For such a small, remote nation, New Zealand has had extraordinary impact far beyond its shores.

In 1893, NZ became the first country in the world to give women the right to vote; in 1898 it introduced old-age pensions.  After World War I, NZ was a founding member of the League of Nations.

In 1984 the country stood up to the United States by barring nuclear-powered or nuclear-armed ships from entering NZ waters. Now NZ is a world leader on environmental and sustainability issues.

The country’s leadership on political and social issues is equaled by its impact in sports. Difficult sports.

The All-Blacks, NZ’s rugby team, dominated rugby union for most of the 20th century.  NZ Challenge has won two America’s Cups, and the country’s sailors are considered among the best in the world. And Kiwis have excelled in the triathalon, picking up gold and silver medals in the 2004 Olympics in Athens.

For many, Sir Edmund Hillary, the first man to summit Mt. Everest, was the quintessential Kiwi — humble, practical, always prepared.

Today NZ is leading in a new arena: Extreme Sports.

Kiwi AJ Hackett made bungy jumping famous with a 1986 plunge from the Eiffel Tower.

Two decades later, bungy, along with jetboating, skydiving and paragliding are well-established activities in NZ.

Every day it seems some Kiwi dreams up a new extreme sport or activity.  Drive around the North and South Islands and you will have the opportunity to go zorbing, quad-biking, cave rafting, river sledging (white-water body boarding), and blokarting (windsurfing on wheels).

While many consider the Kiwis crazy, they don’t see it that way.  Life’s an adventure, and with the right preparation almost any activity can be enjoyed safely.

Even the very extreme Shotover Canyon Swing.

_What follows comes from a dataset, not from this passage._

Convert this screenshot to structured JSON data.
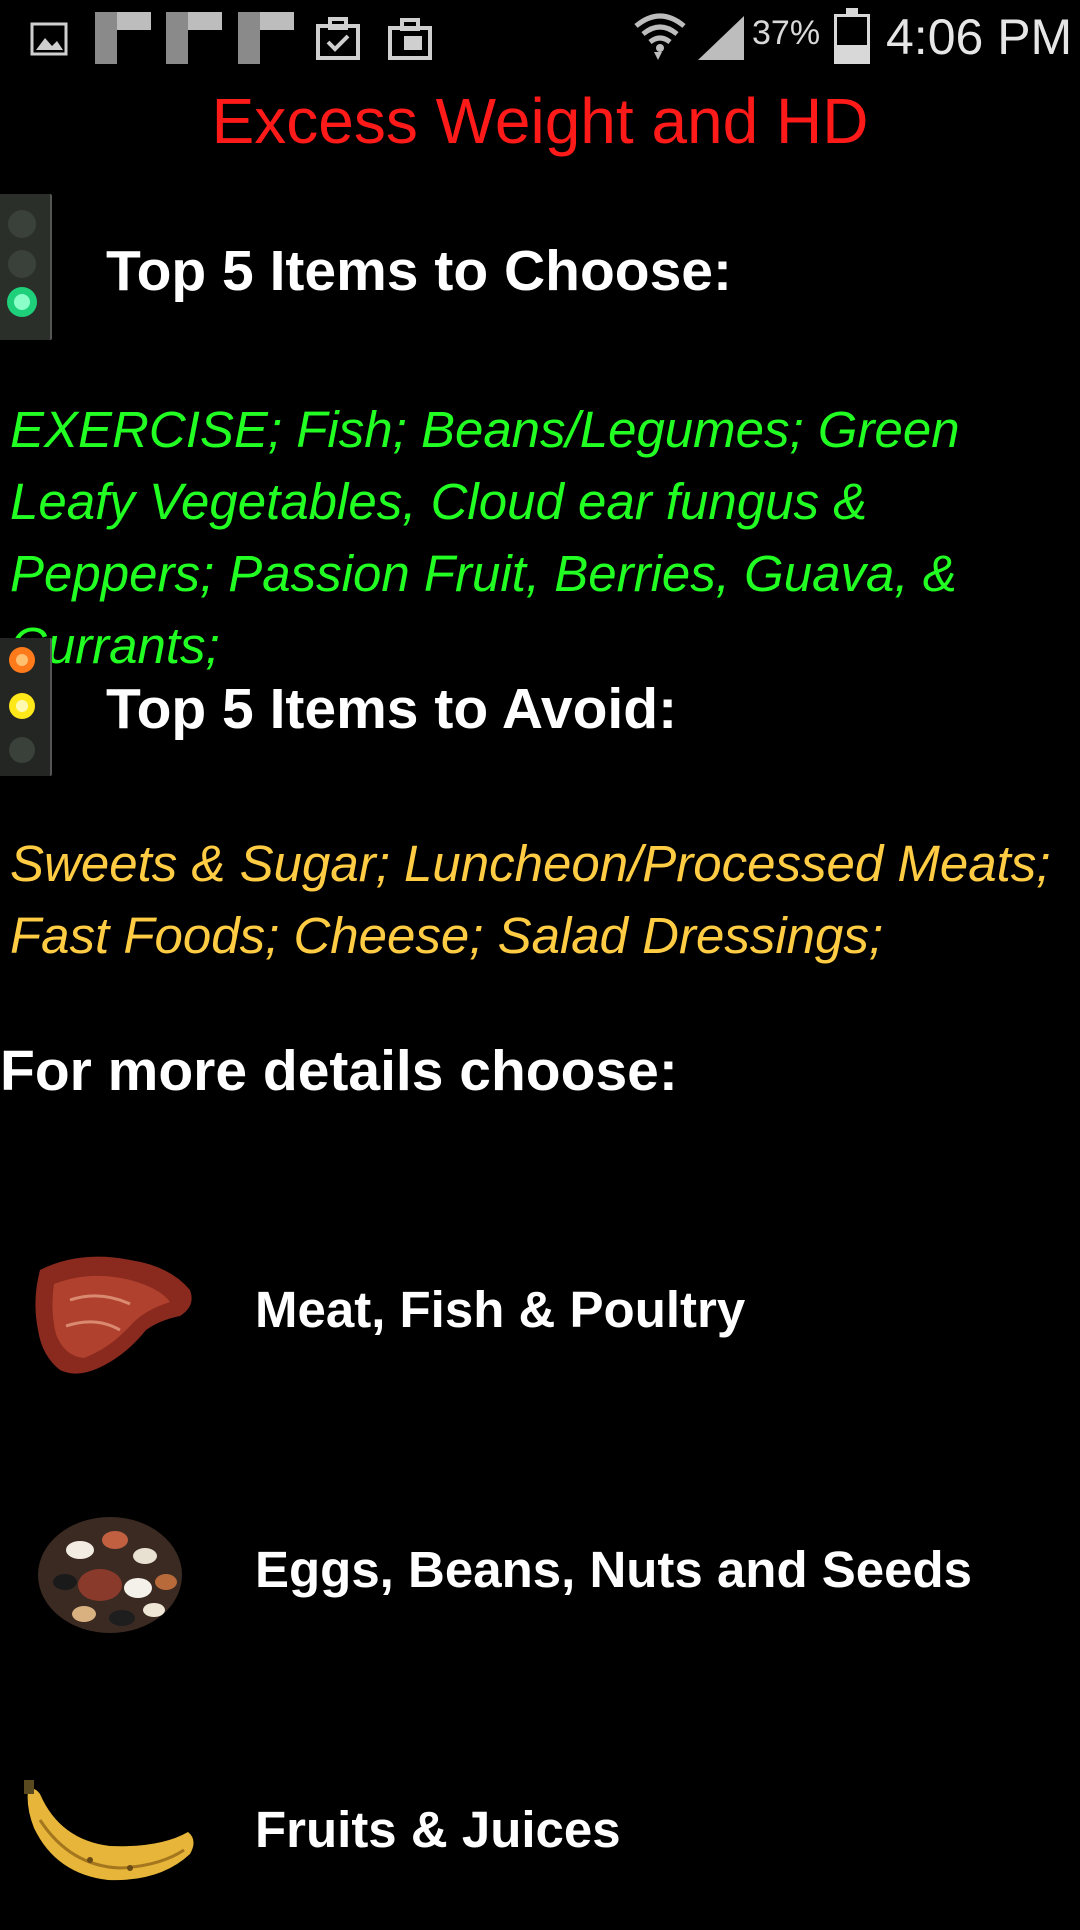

1 Doug Spiro { 12.10.08 at 8:55 am }

I learn something every morning with your blog!

2 Mark H { 12.15.08 at 12:23 am }

Queenstown seems to have every adventure known to mankind and then a couple fo new ones.

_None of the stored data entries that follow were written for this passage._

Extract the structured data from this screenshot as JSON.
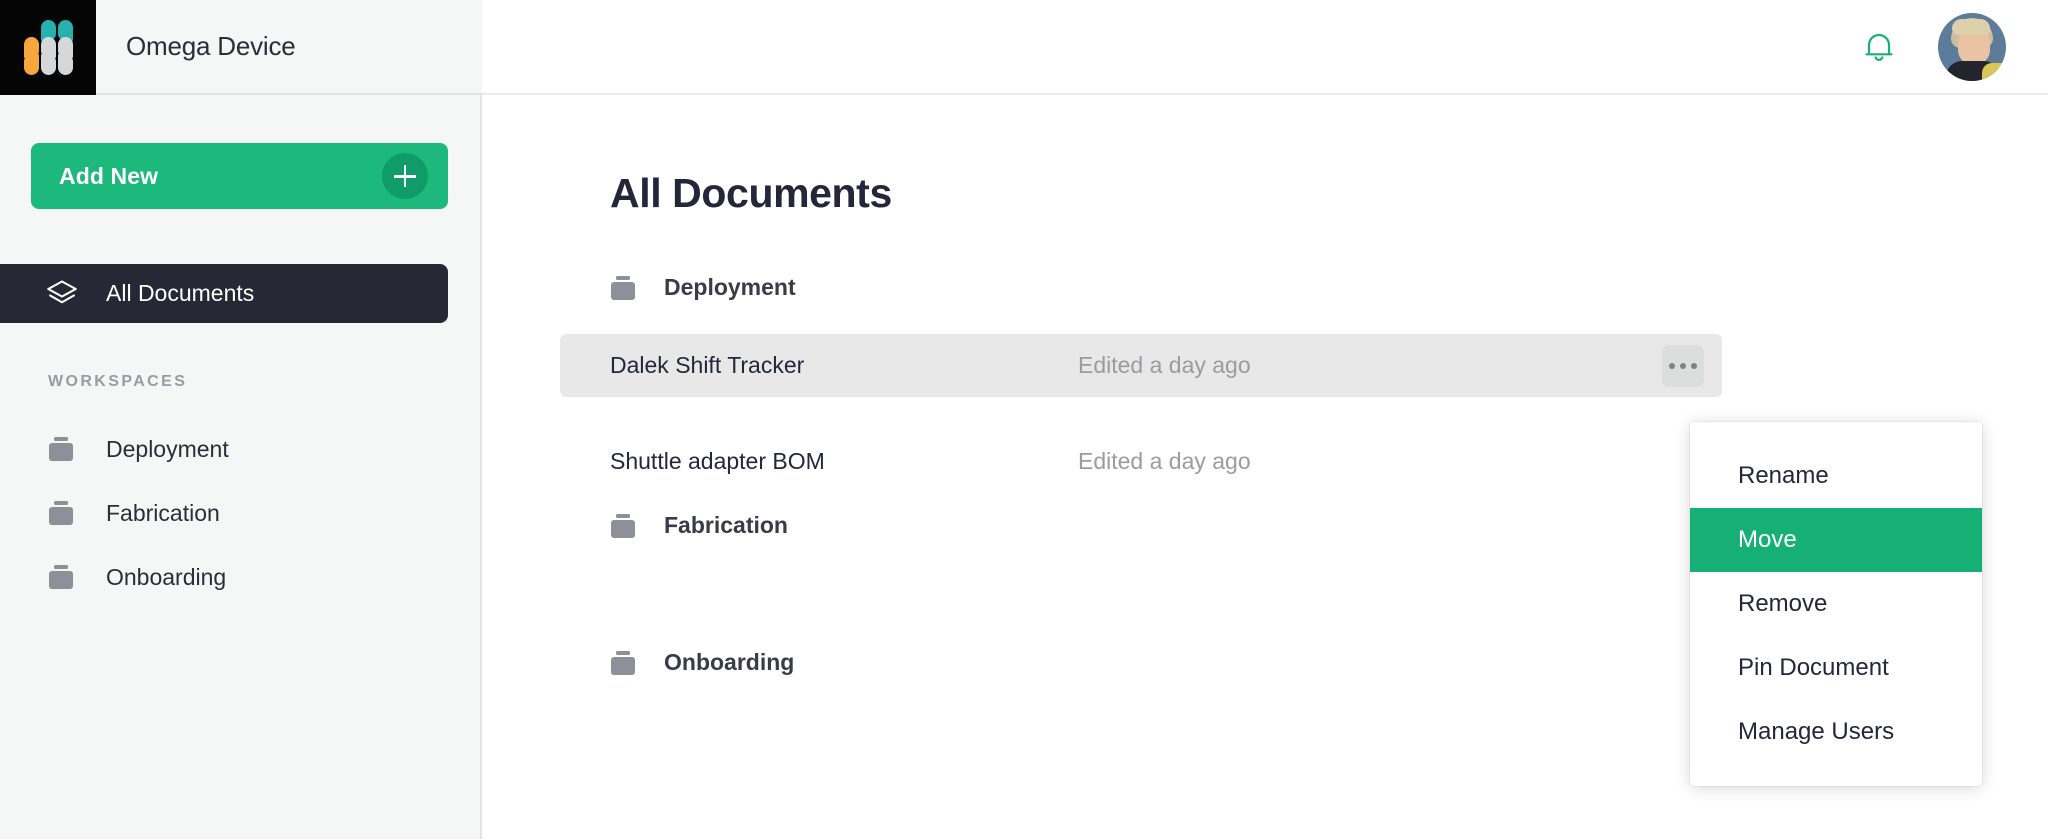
{
  "app": {
    "workspace_title": "Omega Device",
    "logo_name": "app-logo",
    "logo_colors": {
      "teal": "#26b0ae",
      "orange": "#f5a63c",
      "gray": "#d5d7d8",
      "background": "#050505"
    }
  },
  "sidebar": {
    "add_new_label": "Add New",
    "add_new_icon": "plus-icon",
    "nav": {
      "all_documents_label": "All Documents",
      "all_documents_icon": "layers-icon"
    },
    "workspaces_header": "WORKSPACES",
    "workspaces": [
      {
        "label": "Deployment",
        "icon": "briefcase-icon"
      },
      {
        "label": "Fabrication",
        "icon": "briefcase-icon"
      },
      {
        "label": "Onboarding",
        "icon": "briefcase-icon"
      }
    ]
  },
  "topbar": {
    "notification_icon": "bell-icon",
    "avatar_icon": "user-avatar"
  },
  "main": {
    "page_title": "All Documents",
    "sections": [
      {
        "label": "Deployment",
        "icon": "briefcase-icon",
        "documents": [
          {
            "name": "Dalek Shift Tracker",
            "meta": "Edited a day ago",
            "selected": true
          },
          {
            "name": "Shuttle adapter BOM",
            "meta": "Edited a day ago",
            "selected": false
          }
        ]
      },
      {
        "label": "Fabrication",
        "icon": "briefcase-icon",
        "documents": []
      },
      {
        "label": "Onboarding",
        "icon": "briefcase-icon",
        "documents": []
      }
    ],
    "row_menu_icon": "ellipsis-icon"
  },
  "context_menu": {
    "items": [
      {
        "label": "Rename",
        "active": false
      },
      {
        "label": "Move",
        "active": true
      },
      {
        "label": "Remove",
        "active": false
      },
      {
        "label": "Pin Document",
        "active": false
      },
      {
        "label": "Manage Users",
        "active": false
      }
    ]
  },
  "colors": {
    "accent_green": "#16b077",
    "button_green": "#1cb87c",
    "plus_green": "#0f9c68",
    "sidebar_bg": "#f5f6f6",
    "nav_active_bg": "#272836",
    "text_dark": "#24263a",
    "text_muted": "#9a9ba4",
    "row_selected_bg": "#e8e8e9"
  }
}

3 Karl Norris { 01.14.09 at 7:58 pm }

The thing about NZ blocking nuclear-powered ships in 1984 is a pleasant myth. My USN friend told me that the Navy simply added extra shielding before arriving into port so that the radiation would be below detectable levels. Everyone was happy after that.

4 gullible { 01.20.09 at 4:56 pm }

Can’t seriously believe that the New Zealand Government wasn’t aware of what nuclear powered ships the USN had?
Also, what detection equipment would they use if they didn’t? Underwater, mobile, up close geigerometers… sounds like JamesBondesque to me.
Also, if they were happy, why haven’t they been back?

Your USN friend told you a pleasant myth and you fell for it.